Should he be transformed into a beaver, too? Growing up in the countryside, the servant remembers the beaver mostly as a pest, a nuisance who's feverish and aimless activity constantly interferes with the human's serious and important projects, e.g. when their damns flood the fields, or when the beaver cuts down trees for no good reason that the humans had already made plans for, and that they would have put to many good uses, like building a desk or a spinning wheel.
The servant doesn't want to be a pest or a nuisance, but a productive and useful part of something bigger, a tiny unit that only exists in relation to a bigger one (the Master). Sadly, man has become beaver to man (homo homini castor), the servant bemoans.
He keeps all of this to himself, instead muttering: how witty indeed, what a poignant thought that wise man from Göttingen had. Only one thing: who is this third estate that he mentions?
The Master explains: the third estate is comprised of all those who are neither part of the first (clerics) nor the second (aristocrats) estate. The regular, hard working, honest people – us, the Master says to his servant.
The servant has a whole arsenal of Besala und Schäufala at his disposal, much more than he would reasonably need to carry out his work (really, just one pair of them would suffice). They are meticulously cleaned and put back in their assigned place after every use, as they themselves are also part of the household.

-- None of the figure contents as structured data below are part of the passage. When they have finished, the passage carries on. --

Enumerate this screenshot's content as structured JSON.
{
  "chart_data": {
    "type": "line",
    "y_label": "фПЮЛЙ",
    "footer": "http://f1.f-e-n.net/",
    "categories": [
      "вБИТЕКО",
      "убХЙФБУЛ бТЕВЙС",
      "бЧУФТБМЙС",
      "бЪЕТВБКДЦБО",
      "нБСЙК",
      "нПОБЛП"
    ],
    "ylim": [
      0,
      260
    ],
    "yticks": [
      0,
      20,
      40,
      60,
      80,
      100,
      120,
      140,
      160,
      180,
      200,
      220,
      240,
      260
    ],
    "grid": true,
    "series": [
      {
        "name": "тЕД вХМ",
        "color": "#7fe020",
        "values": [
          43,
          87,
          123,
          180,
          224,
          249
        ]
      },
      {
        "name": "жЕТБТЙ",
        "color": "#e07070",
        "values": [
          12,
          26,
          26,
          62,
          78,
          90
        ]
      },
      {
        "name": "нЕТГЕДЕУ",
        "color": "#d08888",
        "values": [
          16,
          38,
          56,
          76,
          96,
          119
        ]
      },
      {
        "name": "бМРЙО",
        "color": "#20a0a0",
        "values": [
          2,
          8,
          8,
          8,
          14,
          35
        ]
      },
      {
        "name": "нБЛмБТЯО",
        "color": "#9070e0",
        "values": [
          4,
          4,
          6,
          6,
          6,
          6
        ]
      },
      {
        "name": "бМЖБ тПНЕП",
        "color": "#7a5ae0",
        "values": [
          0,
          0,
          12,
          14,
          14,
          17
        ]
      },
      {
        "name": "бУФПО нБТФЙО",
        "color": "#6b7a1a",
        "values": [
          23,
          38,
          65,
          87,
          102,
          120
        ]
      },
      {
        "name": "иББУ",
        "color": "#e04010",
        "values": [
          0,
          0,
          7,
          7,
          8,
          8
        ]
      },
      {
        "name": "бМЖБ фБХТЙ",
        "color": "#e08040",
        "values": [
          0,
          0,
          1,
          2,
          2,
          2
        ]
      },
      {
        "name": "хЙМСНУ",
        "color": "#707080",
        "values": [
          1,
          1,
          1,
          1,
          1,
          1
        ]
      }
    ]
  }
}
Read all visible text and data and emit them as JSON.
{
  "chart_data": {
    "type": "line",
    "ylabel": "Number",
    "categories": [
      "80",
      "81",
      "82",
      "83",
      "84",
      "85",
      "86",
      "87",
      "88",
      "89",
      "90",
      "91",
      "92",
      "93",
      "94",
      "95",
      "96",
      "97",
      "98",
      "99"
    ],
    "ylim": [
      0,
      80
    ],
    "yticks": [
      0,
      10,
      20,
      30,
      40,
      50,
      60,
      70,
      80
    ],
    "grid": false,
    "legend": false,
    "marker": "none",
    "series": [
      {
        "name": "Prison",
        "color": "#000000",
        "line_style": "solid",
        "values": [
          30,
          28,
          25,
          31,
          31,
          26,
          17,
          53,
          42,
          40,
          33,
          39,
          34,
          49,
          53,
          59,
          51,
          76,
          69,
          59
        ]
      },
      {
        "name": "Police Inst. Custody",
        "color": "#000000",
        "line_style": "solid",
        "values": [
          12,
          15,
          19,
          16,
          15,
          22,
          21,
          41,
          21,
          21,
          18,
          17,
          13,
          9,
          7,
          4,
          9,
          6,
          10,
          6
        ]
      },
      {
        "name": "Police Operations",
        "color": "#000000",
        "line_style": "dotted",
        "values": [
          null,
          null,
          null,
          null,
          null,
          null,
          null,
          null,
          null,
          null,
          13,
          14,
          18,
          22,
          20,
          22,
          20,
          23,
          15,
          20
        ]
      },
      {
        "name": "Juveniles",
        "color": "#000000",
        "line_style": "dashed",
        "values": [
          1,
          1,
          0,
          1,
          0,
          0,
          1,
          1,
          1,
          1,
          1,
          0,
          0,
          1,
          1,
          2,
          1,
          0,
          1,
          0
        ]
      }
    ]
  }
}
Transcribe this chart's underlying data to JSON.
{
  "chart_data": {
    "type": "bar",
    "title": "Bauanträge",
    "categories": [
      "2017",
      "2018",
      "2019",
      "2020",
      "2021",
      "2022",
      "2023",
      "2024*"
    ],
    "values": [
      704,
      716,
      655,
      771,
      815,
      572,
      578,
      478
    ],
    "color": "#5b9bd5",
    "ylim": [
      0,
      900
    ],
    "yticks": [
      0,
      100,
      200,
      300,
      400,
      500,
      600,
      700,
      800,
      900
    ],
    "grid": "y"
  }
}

Together with the teacups, they form the fourth estate (the object-class), which is placed beneath the servant in the hierarchy and to whom the servant is a benevolent and caring master. He aims to rule in the very fashion he wants the Master to rule over him.
Sometimes though he finds it hard to be a just ruler and avoid any favoritism, because he does love the Besala und Schäufala more than f.e. the teacups or the dustbin, and love often reveals itself the most when one tries to suppress it.
The Besala exists in relation to the Schäufala, and with one the other would be incomplete and without purpose. To whom should the little broom deliver its harvest of dust, if there were no pan, and without the little broom, the pan would remain forever empty and unfulfilled.